A very hot star, typically of spectral type O or B, emits ultraviolet radiation so intense that upon striking the hydrogen atoms within its surrounding cloud, it strips them of an electron (ionisation). This process creates a bubble of brilliant, searingly hot ionised gas.

Within this region, powerful stellar winds sweep away debris, creating a cavity of rarefied gas maintained at high pressure and temperature. The radius of this sphere is defined by the equilibrium between the number of ionising photons emitted by the star and the density of the surrounding gas providing resistance.

If the star is located at the periphery of the molecular cloud, the boundary of the sphere eventually encounters a region of much lower density (the edge of the cloud). At this point, the "wall" of the nebula can no longer contain the internal pressure and gives way. Due to the immense pressure gradient, the hot gas is violently ejected outward, opening up like a fan. This suggestive phenomenon is known as the Champagne Flow.

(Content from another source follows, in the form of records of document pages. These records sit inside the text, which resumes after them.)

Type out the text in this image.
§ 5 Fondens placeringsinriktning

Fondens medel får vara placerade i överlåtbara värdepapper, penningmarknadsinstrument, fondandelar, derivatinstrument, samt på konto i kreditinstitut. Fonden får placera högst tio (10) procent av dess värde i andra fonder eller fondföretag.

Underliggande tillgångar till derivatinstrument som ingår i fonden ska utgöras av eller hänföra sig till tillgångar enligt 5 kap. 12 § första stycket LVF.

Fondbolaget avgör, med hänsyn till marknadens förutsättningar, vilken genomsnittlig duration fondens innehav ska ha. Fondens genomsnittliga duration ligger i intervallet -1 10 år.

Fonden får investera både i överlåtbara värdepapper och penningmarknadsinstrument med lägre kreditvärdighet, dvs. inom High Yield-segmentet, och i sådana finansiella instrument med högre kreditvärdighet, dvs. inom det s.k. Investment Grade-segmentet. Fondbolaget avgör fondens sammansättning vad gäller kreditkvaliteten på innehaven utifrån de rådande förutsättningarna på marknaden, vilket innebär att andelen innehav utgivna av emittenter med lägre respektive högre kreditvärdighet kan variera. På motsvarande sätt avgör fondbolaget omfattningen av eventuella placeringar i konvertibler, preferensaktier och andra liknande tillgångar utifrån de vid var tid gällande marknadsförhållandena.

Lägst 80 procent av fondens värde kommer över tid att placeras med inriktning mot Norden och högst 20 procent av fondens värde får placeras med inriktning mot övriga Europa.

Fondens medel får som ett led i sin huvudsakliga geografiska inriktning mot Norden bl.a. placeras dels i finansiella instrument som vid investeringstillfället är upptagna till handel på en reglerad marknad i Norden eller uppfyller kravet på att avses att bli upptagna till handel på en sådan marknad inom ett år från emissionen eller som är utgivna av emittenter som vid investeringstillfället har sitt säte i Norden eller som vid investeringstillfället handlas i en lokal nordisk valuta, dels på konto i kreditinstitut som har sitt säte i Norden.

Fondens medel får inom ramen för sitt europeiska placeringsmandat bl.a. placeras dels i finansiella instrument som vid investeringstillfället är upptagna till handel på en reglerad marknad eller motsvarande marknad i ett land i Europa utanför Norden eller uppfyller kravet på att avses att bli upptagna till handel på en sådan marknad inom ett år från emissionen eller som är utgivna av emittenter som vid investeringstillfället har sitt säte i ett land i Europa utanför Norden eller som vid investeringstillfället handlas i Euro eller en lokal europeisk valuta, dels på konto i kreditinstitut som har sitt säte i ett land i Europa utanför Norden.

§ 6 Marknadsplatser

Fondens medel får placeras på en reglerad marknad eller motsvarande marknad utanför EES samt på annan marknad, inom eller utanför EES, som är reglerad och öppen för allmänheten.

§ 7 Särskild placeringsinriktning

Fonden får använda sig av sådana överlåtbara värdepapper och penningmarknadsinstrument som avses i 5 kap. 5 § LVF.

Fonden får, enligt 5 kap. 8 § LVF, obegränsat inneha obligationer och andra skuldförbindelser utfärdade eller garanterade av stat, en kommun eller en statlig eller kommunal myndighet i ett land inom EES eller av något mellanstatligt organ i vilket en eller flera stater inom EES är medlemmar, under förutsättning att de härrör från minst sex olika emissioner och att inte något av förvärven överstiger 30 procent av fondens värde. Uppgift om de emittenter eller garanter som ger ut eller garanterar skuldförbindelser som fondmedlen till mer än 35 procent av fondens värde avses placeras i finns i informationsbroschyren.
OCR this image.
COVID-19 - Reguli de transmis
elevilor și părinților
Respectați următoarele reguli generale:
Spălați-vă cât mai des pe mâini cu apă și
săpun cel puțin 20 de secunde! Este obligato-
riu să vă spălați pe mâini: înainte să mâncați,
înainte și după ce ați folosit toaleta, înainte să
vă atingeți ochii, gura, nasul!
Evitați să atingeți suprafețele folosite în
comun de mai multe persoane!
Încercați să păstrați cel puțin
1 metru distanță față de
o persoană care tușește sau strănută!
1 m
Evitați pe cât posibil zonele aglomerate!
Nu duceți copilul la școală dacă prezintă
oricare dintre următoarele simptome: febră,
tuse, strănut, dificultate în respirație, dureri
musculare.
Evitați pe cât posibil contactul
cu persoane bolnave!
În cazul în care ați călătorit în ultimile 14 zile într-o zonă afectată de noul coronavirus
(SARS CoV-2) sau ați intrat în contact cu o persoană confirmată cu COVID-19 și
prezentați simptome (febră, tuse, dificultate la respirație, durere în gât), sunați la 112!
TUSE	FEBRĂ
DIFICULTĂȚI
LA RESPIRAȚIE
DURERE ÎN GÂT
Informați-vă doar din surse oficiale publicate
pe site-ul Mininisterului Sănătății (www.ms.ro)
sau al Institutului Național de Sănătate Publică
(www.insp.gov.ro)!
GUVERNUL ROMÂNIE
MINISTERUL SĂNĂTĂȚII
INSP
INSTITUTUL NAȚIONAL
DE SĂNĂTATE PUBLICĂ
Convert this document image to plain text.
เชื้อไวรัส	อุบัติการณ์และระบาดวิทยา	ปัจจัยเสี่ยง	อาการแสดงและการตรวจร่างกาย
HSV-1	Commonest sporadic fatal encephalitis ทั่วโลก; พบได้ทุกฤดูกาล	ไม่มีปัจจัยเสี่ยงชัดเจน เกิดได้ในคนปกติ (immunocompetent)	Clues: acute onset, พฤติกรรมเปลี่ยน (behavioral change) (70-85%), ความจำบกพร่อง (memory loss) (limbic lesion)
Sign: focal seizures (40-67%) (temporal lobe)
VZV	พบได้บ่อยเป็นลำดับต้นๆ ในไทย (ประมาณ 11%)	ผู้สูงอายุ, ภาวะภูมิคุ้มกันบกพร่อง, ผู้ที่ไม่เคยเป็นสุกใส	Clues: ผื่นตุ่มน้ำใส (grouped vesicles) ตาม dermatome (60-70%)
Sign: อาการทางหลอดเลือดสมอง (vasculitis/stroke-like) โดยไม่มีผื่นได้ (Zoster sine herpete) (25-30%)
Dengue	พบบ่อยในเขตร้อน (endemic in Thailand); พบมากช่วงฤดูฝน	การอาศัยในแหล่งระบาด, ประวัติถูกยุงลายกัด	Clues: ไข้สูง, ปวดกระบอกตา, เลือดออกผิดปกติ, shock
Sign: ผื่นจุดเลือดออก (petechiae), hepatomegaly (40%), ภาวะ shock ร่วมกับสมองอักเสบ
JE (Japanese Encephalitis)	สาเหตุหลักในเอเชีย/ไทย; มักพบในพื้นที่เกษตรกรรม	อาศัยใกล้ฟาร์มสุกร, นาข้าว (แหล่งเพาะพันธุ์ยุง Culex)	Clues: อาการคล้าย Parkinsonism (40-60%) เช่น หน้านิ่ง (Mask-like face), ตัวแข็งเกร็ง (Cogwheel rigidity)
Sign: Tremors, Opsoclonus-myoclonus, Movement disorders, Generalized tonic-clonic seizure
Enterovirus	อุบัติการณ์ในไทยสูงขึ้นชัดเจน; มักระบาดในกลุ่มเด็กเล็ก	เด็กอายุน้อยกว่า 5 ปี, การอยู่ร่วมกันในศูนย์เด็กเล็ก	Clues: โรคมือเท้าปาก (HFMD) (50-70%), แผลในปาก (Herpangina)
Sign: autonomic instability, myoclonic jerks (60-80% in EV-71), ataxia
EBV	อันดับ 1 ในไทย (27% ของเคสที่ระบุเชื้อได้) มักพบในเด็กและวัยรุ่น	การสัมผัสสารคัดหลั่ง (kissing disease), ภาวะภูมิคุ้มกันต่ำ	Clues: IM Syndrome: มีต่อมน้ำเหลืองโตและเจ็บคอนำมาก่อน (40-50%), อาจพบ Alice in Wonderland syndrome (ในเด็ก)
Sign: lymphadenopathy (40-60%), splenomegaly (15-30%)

Another prime example of a Strömgren Sphere is the Rosette Nebula (NGC 2237). This nebula is considered one of the most spectacular, "textbook" examples of a Strömgren Sphere (or, more precisely, an evolved H II region) because it represents a "multiple" Strömgren Sphere. While M43 is illuminated by a single primary star, the Rosette is powered by an entire stellar cluster at its core (NGC 2244). This group of O and B-type giant stars emits a colossal amount of ultraviolet radiation, creating a giant Strömgren Sphere approximately 130 light-years in diameter.